Massachusetts beat UConn to end a 16-game losing streak. They lost 59-3 at Florida State, and then fell 62-17 at Liberty. The Minutemen shouted angrily at Liberty as they left the field. What did we do for you?
7. Whew Mexico State (1-7)
Reports have suggested that Liberty and both the Flames as well as New Mexico State are linked to Conference USA's constantly changing expansion plans. UMass and UConn athletic directors indicated that they may also want to put their helmets in the C-USA ring. We will also move our Top 10 headquarters to the custodial closet in the Conference USA office break room, just as Ryan did in "The Office."
8. FI(not A),U (1-7)
Butch Davis Farewell Tour continued at Marshall with a 38-0 defeat. After that Davis refused to talk to the media.
9. Arkansaw State (1-7).
Butch Jones spoke to the media after the Red Wolves' defeat 31-13 to South Alabama Redundancies.
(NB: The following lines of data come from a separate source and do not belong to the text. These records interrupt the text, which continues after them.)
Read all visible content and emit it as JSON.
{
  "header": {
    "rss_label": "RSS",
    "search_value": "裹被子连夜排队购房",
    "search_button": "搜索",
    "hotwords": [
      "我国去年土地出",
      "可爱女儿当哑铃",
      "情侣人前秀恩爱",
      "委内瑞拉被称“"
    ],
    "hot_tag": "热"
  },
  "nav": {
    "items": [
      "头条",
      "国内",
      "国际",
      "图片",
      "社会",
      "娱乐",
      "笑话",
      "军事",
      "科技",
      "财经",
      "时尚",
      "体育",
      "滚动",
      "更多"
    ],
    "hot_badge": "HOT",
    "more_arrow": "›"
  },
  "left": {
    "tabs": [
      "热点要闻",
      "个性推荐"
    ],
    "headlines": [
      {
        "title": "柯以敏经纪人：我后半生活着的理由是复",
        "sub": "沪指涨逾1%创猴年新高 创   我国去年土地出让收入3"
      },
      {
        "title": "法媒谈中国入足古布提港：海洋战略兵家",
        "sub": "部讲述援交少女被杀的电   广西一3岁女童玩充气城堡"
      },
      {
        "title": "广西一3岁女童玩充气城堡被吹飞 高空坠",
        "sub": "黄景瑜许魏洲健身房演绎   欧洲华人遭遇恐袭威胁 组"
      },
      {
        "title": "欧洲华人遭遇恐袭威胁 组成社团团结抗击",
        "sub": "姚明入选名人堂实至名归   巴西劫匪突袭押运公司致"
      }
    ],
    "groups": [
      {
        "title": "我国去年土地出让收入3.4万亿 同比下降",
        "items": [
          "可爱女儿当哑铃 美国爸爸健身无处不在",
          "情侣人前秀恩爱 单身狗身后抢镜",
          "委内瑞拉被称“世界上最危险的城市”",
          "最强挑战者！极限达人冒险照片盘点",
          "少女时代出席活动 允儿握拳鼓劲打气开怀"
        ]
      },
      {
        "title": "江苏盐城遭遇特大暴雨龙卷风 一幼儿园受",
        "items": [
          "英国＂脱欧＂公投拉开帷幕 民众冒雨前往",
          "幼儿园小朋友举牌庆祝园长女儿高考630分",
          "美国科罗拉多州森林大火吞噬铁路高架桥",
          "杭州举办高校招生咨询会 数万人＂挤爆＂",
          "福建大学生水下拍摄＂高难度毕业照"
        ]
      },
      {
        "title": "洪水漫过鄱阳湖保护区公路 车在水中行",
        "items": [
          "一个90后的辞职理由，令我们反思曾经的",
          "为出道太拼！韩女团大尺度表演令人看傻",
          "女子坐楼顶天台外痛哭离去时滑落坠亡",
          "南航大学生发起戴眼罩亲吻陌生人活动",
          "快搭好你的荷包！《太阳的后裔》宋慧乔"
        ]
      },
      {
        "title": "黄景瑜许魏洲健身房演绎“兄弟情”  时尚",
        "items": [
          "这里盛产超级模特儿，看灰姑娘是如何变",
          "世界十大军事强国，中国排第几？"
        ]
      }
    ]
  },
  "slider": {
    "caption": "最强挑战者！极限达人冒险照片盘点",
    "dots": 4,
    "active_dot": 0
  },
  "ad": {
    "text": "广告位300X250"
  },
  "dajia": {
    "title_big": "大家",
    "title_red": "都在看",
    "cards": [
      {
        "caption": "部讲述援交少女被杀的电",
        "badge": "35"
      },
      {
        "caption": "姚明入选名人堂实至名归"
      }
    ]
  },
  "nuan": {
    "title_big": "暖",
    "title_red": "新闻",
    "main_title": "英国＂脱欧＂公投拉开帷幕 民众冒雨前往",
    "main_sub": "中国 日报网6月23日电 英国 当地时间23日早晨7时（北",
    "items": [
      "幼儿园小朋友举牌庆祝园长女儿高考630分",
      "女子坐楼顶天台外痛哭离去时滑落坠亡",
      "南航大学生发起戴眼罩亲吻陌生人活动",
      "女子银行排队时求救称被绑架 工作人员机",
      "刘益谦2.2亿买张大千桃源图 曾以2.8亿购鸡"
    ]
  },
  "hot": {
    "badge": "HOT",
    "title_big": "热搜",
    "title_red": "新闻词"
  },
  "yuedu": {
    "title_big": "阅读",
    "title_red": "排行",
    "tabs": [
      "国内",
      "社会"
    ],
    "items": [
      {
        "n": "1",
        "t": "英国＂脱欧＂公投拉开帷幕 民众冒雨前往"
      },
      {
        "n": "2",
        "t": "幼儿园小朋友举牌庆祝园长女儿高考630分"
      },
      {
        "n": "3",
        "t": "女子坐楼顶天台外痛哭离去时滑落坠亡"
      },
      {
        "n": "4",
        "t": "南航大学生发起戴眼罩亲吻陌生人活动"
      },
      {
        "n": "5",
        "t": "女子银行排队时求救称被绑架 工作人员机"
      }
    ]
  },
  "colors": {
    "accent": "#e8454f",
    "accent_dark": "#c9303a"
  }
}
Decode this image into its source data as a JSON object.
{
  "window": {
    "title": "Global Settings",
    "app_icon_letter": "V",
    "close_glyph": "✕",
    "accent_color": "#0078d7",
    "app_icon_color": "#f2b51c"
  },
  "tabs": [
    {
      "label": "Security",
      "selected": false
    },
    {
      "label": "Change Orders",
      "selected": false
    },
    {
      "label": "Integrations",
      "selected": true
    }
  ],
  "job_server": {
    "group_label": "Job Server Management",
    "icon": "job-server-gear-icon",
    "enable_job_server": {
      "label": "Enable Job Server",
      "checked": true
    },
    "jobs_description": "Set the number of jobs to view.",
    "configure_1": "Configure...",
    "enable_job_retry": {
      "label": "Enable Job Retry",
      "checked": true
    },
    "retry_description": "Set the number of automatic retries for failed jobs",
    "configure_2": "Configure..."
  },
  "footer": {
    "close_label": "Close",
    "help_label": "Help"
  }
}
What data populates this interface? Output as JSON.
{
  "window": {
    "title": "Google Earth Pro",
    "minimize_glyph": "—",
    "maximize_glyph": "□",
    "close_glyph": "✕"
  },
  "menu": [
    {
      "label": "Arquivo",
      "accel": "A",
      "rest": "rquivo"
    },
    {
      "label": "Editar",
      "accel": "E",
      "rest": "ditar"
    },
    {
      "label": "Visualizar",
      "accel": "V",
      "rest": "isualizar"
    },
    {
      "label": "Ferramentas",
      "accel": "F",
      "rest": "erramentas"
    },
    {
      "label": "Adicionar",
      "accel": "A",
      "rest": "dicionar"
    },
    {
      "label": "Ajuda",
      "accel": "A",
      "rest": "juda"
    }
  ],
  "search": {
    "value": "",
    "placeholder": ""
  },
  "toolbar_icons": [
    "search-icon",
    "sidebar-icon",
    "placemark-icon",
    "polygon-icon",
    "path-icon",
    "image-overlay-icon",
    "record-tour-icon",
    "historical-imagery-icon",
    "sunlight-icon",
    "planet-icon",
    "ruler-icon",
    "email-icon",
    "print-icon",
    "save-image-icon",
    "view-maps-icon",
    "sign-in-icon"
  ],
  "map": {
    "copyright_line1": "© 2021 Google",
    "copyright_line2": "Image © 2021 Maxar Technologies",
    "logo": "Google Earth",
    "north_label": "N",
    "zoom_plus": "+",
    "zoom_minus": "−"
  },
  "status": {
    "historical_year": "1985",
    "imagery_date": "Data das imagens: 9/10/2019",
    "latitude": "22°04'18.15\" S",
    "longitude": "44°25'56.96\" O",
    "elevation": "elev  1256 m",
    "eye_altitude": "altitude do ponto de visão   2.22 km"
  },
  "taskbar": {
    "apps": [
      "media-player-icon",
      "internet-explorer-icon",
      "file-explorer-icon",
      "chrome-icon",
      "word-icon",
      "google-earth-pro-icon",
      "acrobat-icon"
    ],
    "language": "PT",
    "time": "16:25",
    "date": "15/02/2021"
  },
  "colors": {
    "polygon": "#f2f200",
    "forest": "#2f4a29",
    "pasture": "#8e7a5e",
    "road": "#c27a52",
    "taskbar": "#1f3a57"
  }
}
He realized, three minutes into the conference, that he was being asked questions by angry FIU beat writers aimed at Butch Davis. They just wanted a quote from Butch after another poor loss.
10. Southern Missed (1-7)
Don't let the Golden Eagles down. They have a schedule that is designed to allow you to fall down the steps into the Bottom 10 basement. This includes games against North Texas Lean Green, Lose-iana Tech, and former Top 25-traitor R.O.C.K from the UTSA. All of this leads to what could very well be the season finale Pillow Fight Of The Year MegaBowl when FIU visits SoMiss. We are not missing that.
Waiting List: Georgia Southern Not State and Ohio Not State, Texas State Armadillos.